Despite his earlier euphoria, Gurgeh discovered that his hands were shaking by the time they arrived at the hall, and as he was led into the place with its high white walls and its echoing wooden floor, an unpleasant sensation of churning seemed to emanate from his belly. It felt quite different from the normal feeling of being keyed-up which he experienced before most games; this was something else; keener, and more thrilling and unsettling than anything he'd known before. All that lightened this mood of tension was discovering that Flere-Imsaho had been refused permission to remain in the game-hall when the match was in progress; it would have to stay outside. Its display of clicking, humming, crackling crudity had not been sufficient to convince the imperial authorities that it was incapable of somehow assisting Gurgeh during the game. It was shown to a small pavilion in the grounds of the hall, to wait there with the imperial guards on security duty.

It complained, loudly.

Gurgeh was introduced to the other nine people in his game. In theory, they had all been chosen at random. They greeted him cordially enough, though one of them, a junior imperial priest, nodded rather than spoke to him.

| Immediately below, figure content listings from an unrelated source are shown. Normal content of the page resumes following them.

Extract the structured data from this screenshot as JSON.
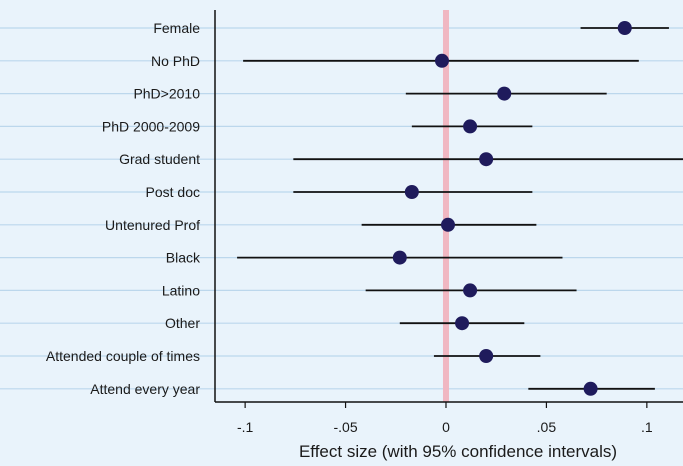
{
  "chart_data": {
    "type": "scatter",
    "subtype": "coefficient-plot",
    "title": "",
    "xlabel": "Effect size (with 95% confidence intervals)",
    "ylabel": "",
    "xlim": [
      -0.115,
      0.118
    ],
    "x_ticks": [
      -0.1,
      -0.05,
      0,
      0.05,
      0.1
    ],
    "x_tick_labels": [
      "-.1",
      "-.05",
      "0",
      ".05",
      ".1"
    ],
    "reference_line": 0,
    "grid": "horizontal",
    "legend": "none",
    "categories": [
      "Female",
      "No PhD",
      "PhD>2010",
      "PhD 2000-2009",
      "Grad student",
      "Post doc",
      "Untenured Prof",
      "Black",
      "Latino",
      "Other",
      "Attended couple of times",
      "Attend every year"
    ],
    "series": [
      {
        "estimates": [
          0.089,
          -0.002,
          0.029,
          0.012,
          0.02,
          -0.017,
          0.001,
          -0.023,
          0.012,
          0.008,
          0.02,
          0.072
        ],
        "ci_low": [
          0.067,
          -0.101,
          -0.02,
          -0.017,
          -0.076,
          -0.076,
          -0.042,
          -0.104,
          -0.04,
          -0.023,
          -0.006,
          0.041
        ],
        "ci_high": [
          0.111,
          0.096,
          0.08,
          0.043,
          0.119,
          0.043,
          0.045,
          0.058,
          0.065,
          0.039,
          0.047,
          0.104
        ]
      }
    ],
    "colors": {
      "background": "#e9f3fb",
      "gridline": "#bcd7ec",
      "point": "#1f1b5c",
      "ci_line": "#111111",
      "reference_line": "#f0b7c2",
      "axis": "#111111",
      "text": "#1a1a1a"
    }
  }
}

They played the lesser game of strategy-cards first. Gurgeh started very cautiously, surrendering cards and points to discover what the others held. When it finally became obvious, he began playing properly, hoping he would not be made to look too silly in the rush, but over the next few turns he realised the others were still unsure exactly who held what, and he was the only one playing the game as though it was in its final stages.

Thinking that perhaps he'd missed something, he played a couple of more exploratory cards, and only then did the priest start to play for the end. Gurgeh resumed, and when the game finished before midday he held more points than anybody else.

"So far so good, eh, drone?" he said to Flere-Imsaho. He was sitting at the table where the players, game-officials and some of the more important spectators were at lunch.